Whole genome sequencing studies applied to large populations or biobanks with extensive phenotyping raise new analytic challenges. The need to consider many variants at a locus or group of genes simultaneously and the potential to study many correlated phenotypes with shared genetic architecture provide opportunities for discovery and inference that are not addressed by the traditional one variant-one phenotype association study. Here we introduce a model comparison approach we refer to as MRP for rare variant association studies that considers correlation, scale, and location of genetic effects across a group of genetic variants, phenotypes, and studies. We consider the use of summary statistic data to apply univariate and multivariate gene-based meta-analysis models for identifying rare variant associations with an emphasis on protective protein-truncating variants that can expedite drug discovery. Through simulation studies, we demonstrate that the proposed model comparison approach can improve ability to detect rare variant association signals. We also apply the model to two groups of phenotypes from the UK Biobank: 1) asthma diagnosis (43,626 cases), eosinophil counts, forced expiratory volume, and forced vital capacity; and 2) glaucoma diagnosis (5,863 cases), intra-ocular pressure, and corneal resistance factor. We are able to recover known associations such as the protective association between rs146597587 in IL33 and asthma (log10 (Bayes Factor) = 29.4). We also find evidence for novel protective associations between rare variants in ANGPTL7 and glaucoma (log10 (Bayes Factor) = 13.1). Overall, we show that the MRP model comparison approach is able to retain and improve upon useful features from widely-used meta-analysis approaches for rare variant association analyses and prioritize protective modifiers of disease risk.

Author summary Due to the continually decreasing cost of acquiring genetic data, we are now beginning to see large collections of individuals for which we have both genetic information and trait data such as disease status, physical measurements, biomarker levels, and more. These datasets offer new opportunities to find relationships between inherited genetic variation and disease. While it is known that there are relationships between different traits, typical genetic analyses only focus on analyzing one genetic variant and one phenotype at a time. Additionally, it is difficult to identify rare genetic variants that are associated with disease due to their scarcity, even among large sample sizes.

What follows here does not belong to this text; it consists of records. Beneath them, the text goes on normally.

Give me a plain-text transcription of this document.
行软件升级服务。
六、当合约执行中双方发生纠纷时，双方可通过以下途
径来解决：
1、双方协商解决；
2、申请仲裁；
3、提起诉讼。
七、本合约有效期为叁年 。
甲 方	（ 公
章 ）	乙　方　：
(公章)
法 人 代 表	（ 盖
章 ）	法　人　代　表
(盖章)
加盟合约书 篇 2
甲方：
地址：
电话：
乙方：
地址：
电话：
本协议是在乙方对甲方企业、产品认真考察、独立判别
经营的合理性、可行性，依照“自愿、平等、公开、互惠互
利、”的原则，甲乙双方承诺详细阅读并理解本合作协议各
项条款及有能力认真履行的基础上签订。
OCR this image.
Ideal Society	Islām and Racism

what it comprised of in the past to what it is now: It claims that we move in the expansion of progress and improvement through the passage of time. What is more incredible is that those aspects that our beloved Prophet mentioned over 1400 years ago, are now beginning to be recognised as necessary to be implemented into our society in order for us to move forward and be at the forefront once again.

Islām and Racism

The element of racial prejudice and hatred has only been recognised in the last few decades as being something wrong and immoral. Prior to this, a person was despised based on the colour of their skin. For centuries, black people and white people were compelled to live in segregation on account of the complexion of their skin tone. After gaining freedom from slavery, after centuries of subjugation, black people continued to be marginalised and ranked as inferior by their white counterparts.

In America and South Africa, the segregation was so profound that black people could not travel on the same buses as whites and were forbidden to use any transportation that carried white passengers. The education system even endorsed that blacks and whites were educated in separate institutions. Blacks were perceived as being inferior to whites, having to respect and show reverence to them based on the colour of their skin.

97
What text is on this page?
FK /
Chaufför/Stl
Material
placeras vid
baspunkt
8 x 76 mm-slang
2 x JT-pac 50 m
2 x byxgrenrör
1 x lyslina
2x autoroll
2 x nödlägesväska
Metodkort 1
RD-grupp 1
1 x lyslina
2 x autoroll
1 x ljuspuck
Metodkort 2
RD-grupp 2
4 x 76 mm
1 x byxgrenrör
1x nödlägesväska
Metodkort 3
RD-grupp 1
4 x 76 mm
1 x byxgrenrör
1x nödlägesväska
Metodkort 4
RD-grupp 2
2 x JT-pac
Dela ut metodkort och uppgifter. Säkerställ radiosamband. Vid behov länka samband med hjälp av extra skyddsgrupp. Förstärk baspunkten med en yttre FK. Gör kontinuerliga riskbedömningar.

In this work, we present a method for identifying associations between genetic variation and disease that considers multiple rare variants and phenotypes at the same time. By sharing information across rare variant and phenotypes, we improve our ability to identify rare variants associated with disease compared to considering a single rare variant and a single phenotype. The method can be used to identify candidate disease genes as well as genes that might represent attractive drug targets.

Copyright 
The copyright holder for this preprint is the author/funder, who has granted bioRxiv a license to display the preprint in perpetuity. It is made available under a CC-BY 4.0 International license.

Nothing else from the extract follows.